Background: Associations between thunderstorm and asthma morbidity have been reported in several countries. Common to all epidemics of thunderstorm-related asthma is a significant increase in atmospheric allergen load during and immediately after a thunderstorm. Sensitization to Alternaria species or to grass and parietaria pollens has been suggested to play a key role in thunderstorm-related asthma. The only reported event of thunderstorm-related asthma in Mediterranean area was attributed to sensitization to parietaria pollen.

Method: here we describe a series of 20 patients who presented to Emergency Department in Barletta (94,000 inhabitants), Puglia (Italy) for sudden and severe asthmatic symptoms between May 27th and 28th 2010 (from15:36 to 5:02), immediately after a violent thunderstorm which occurred following a very hot morning (mean temperature: 29°C). All the patients have been subsequently visited by an allergist and underwent allergological work-up which included skin prick tests and a careful clinical history. Local pollen counts were available.

Result: Between May 10th and June 10th 2010, 86 Emergency Department asthma visits were recorded, 20 of them during the study day. Patients' mean age was 44.25 +/- 18.5 years (range: 9-81), 8/20 females, 2 smokers, 16 with a previous history of known respiratory allergy. Only two patients regularly took anti-asthma drugs. All 20 patients were sensitized to Olea europaea pollen, 7 of whom were monosensitized. Ten patients were sensitized to grass, 7 to parietaria, 5 to compositae, 5 to cypress, 5 to house dust mites, 3 to dog and 1 to cat danders. No patient was sensitized to Alternaria. Mean pollen count was 17 granules/m3 for Olea europaea, 6 granules/m3 for grass pollen.
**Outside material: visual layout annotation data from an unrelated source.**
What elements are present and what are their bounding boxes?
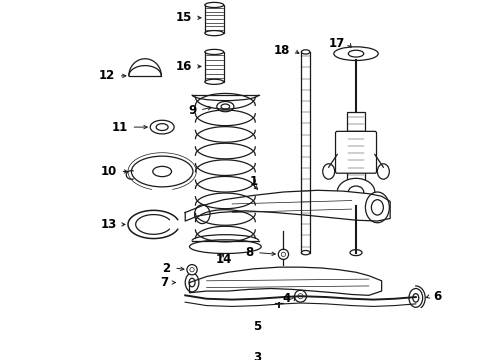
Text: 4: 4 (282, 292, 290, 305)
Ellipse shape (301, 50, 310, 54)
Circle shape (278, 249, 289, 260)
Ellipse shape (195, 205, 210, 224)
FancyBboxPatch shape (267, 335, 292, 354)
Circle shape (298, 294, 303, 299)
Circle shape (190, 267, 194, 272)
Text: 15: 15 (176, 11, 192, 24)
Text: 3: 3 (253, 351, 261, 360)
Text: 1: 1 (249, 175, 258, 188)
Ellipse shape (301, 251, 310, 255)
Ellipse shape (205, 3, 223, 8)
Text: 17: 17 (329, 37, 345, 50)
Ellipse shape (185, 273, 199, 292)
Ellipse shape (413, 294, 419, 302)
Circle shape (272, 317, 286, 330)
Ellipse shape (153, 166, 172, 177)
Circle shape (281, 252, 286, 256)
Bar (205, 5, 223, 33)
Circle shape (294, 290, 306, 302)
Text: 13: 13 (100, 218, 117, 231)
Text: 8: 8 (245, 246, 253, 259)
Circle shape (276, 321, 282, 326)
Text: 16: 16 (176, 60, 192, 73)
Ellipse shape (205, 31, 223, 36)
Text: 9: 9 (188, 104, 196, 117)
Ellipse shape (189, 278, 195, 287)
Ellipse shape (366, 192, 390, 223)
Text: 7: 7 (160, 276, 168, 289)
Ellipse shape (377, 164, 390, 179)
Text: 10: 10 (100, 165, 117, 178)
Bar (205, 52, 223, 82)
Ellipse shape (323, 164, 335, 179)
FancyBboxPatch shape (336, 131, 376, 173)
Text: 11: 11 (112, 121, 128, 134)
Polygon shape (190, 267, 382, 295)
Text: 6: 6 (434, 290, 442, 303)
Text: 12: 12 (99, 69, 115, 82)
Ellipse shape (337, 178, 375, 206)
Text: 18: 18 (274, 44, 290, 57)
Ellipse shape (273, 359, 285, 360)
Text: 14: 14 (216, 253, 232, 266)
Bar (347, 112, 365, 180)
Polygon shape (185, 190, 390, 221)
Ellipse shape (350, 249, 362, 256)
Ellipse shape (348, 50, 364, 57)
Ellipse shape (371, 200, 383, 215)
Ellipse shape (348, 186, 364, 198)
Ellipse shape (409, 288, 423, 307)
Ellipse shape (334, 47, 378, 60)
Ellipse shape (205, 49, 223, 54)
Ellipse shape (205, 79, 223, 84)
Ellipse shape (131, 156, 193, 187)
Text: 2: 2 (163, 261, 171, 275)
Circle shape (187, 265, 197, 275)
Text: 5: 5 (253, 320, 261, 333)
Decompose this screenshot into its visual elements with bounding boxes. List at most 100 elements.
Conclusion: This is, in our knowledge, the second epidemic of thunderstorm related asthma described in Mediterranean area and the first one in which sensitization to Olea europaea played a key-role. In conclusion, our report indicates that thunderstorm asthma may involve different allergens (not only fungal spores and grass or parietaria pollen) in different geographic areas, depending on the seasonality of thunderstorms and allergenic pollen.